En síntesis, el artículo describe la forma en que los activistas cannábicos se organizaron para demandar por una nueva ley penal y denunciar –y manifestarse en oposición– al paradigma de intervención estatal vigente. No obstante, como intentamos dar cuenta a lo largo del trabajo, poco ganaríamos al afirmar que se trata de una lucha por la modificación de una ley penal “por injusta, poco humanitaria e ineficaz”. Más bien, dar cuenta de la lucha de estos activistas supone atender a formas particulares de experimentar, resistir y denunciar el poder de policía y el funcionamiento de la justicia penal a través de un largo camino que se inicia en la clandestinidad y pretende conquistar, a su paso, el derecho a circular libremente, acceder al sistema de salud, elegir un estilo de vida y hacer libre uso del propio cuerpo, pero también a ser reconocidos como interlocutores válidos, sujetos políticos plenos con el derecho a organizarse, manifestarse, protestar y demandar por lo que entienden son sus derechos.

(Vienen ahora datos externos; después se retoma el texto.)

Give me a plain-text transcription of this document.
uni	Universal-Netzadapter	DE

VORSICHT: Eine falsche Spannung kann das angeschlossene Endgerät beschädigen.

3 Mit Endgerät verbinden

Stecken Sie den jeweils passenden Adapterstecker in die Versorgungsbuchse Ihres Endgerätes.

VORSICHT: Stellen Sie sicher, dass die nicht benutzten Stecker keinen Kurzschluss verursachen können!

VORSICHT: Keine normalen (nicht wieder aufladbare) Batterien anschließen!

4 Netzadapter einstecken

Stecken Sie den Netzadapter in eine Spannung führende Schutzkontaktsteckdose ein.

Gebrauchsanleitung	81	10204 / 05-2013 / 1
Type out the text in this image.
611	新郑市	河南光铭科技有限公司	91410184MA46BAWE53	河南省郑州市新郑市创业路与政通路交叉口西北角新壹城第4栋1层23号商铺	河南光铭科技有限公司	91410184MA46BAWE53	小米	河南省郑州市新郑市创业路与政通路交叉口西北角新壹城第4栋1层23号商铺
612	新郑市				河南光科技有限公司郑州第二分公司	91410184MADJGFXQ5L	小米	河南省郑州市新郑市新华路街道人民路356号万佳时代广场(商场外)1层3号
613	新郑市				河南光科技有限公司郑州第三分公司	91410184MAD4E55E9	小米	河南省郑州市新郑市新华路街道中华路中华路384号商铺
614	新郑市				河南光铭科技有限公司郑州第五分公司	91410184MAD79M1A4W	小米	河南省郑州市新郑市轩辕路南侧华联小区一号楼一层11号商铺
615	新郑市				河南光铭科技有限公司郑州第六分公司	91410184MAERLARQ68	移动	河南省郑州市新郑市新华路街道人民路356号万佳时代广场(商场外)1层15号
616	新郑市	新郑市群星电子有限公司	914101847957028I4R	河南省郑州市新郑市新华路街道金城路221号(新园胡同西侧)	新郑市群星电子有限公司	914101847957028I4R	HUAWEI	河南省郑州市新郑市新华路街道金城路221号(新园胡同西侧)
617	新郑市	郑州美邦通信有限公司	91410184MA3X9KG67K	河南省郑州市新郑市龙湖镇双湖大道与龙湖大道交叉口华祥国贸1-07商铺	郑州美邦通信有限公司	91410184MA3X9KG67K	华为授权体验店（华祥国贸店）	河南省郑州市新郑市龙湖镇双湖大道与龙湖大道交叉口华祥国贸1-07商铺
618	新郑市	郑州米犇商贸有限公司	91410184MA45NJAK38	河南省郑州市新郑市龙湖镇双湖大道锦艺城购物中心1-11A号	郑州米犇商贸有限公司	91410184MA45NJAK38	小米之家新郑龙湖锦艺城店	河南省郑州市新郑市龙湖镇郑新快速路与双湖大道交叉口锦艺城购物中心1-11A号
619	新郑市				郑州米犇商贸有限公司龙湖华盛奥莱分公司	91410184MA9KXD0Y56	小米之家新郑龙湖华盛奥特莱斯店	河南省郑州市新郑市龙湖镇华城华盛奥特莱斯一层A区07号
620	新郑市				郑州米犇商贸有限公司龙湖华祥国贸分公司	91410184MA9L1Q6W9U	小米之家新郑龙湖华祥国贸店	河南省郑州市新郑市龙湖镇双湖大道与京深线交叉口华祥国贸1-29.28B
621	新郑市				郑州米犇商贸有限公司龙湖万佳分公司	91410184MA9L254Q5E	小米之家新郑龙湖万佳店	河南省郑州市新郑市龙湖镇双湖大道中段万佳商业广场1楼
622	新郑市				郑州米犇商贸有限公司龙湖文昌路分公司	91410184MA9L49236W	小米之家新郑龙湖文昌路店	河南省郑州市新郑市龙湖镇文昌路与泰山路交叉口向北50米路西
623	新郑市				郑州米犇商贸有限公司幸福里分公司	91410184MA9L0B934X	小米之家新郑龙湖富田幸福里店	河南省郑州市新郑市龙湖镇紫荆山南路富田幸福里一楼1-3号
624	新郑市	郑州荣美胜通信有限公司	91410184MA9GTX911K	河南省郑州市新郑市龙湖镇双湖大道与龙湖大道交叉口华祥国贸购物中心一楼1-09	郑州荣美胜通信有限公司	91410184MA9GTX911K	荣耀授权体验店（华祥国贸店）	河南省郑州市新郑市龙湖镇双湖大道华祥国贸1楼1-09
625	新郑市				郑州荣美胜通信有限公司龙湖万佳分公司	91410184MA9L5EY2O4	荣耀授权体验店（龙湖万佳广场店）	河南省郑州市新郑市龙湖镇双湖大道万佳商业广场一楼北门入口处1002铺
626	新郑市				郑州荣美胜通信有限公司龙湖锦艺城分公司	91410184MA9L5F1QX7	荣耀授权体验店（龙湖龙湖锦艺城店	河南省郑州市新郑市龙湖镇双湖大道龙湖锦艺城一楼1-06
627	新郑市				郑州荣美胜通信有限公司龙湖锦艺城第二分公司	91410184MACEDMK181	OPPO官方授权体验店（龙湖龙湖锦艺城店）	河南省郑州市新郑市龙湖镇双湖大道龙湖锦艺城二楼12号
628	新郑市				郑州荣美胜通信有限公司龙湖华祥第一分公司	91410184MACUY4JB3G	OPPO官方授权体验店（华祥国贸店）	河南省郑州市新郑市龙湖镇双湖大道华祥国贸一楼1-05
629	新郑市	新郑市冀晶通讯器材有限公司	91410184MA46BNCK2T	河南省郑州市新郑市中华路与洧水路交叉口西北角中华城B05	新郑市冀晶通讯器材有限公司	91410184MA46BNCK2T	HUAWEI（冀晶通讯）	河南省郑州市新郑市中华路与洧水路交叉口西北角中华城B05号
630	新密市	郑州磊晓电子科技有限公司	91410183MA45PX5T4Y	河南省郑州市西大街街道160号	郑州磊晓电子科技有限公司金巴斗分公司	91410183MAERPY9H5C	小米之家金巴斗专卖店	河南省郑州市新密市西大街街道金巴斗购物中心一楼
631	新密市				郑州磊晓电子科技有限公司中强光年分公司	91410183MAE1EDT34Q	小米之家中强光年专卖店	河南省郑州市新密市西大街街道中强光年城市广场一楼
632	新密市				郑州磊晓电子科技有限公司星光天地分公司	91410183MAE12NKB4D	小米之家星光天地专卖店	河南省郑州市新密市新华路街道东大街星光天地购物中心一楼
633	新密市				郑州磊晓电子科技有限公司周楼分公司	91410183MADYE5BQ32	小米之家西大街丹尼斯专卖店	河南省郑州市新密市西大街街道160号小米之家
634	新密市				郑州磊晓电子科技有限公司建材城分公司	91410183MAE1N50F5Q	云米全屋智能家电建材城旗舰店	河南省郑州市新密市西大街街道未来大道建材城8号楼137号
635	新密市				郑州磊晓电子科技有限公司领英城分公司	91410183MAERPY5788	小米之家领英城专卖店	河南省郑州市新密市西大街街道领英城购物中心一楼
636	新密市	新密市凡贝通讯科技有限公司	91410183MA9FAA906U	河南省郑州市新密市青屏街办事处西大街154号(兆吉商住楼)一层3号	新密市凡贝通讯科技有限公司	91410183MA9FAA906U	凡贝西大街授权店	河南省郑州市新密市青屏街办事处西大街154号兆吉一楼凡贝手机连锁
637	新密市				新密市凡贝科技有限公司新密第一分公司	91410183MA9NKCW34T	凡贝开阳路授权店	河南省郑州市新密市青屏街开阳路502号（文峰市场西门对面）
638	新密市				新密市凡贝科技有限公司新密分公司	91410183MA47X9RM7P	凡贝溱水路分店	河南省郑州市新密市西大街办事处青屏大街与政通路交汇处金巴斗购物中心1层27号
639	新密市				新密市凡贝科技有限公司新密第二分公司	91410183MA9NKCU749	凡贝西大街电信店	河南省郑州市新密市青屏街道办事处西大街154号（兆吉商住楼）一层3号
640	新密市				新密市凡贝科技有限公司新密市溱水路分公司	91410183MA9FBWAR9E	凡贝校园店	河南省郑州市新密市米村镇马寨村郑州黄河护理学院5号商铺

En este sentido, argumentamos que el concepto de “usuario responsable” ocupa un lugar central en la praxis política de estos activistas, en tanto permea el modo en que expresan sus demandas, moldean sus acciones colectivas, concitan adhesiones y construyen su autoridad para reclamar. Ahora bien, afirmar la centralidad del concepto de “usuario responsable” no supone entender que los sentidos que en torno a este se articulan estén exentos de conflictos y contradicciones. Es más, diferentes agrupaciones le otorgan diferentes sentidos que son puestos en juego para justificar disímiles estrategias y acciones políticas. De modo que profundizar nuestro conocimiento sobre las formas de hacer política de este nuevo actor social –esto es, el modo en que expresan sus demandas, piensan y llevan a cabo sus acciones colectivas y construyen autoridad para reclamar–, resulta fundamental para pensar futuros y más amplios consensos en torno a la modificación de la actual ley penal.

Autorxs


Florencia Corbelle:

Licenciada en Ciencias Antropológicas. Becaria Doctoral del CONICET / Equipo de Antropología Política y Jurídica, Instituto de Ciencias Antropológicas, Facultad de Filosofía y Letras, UBA.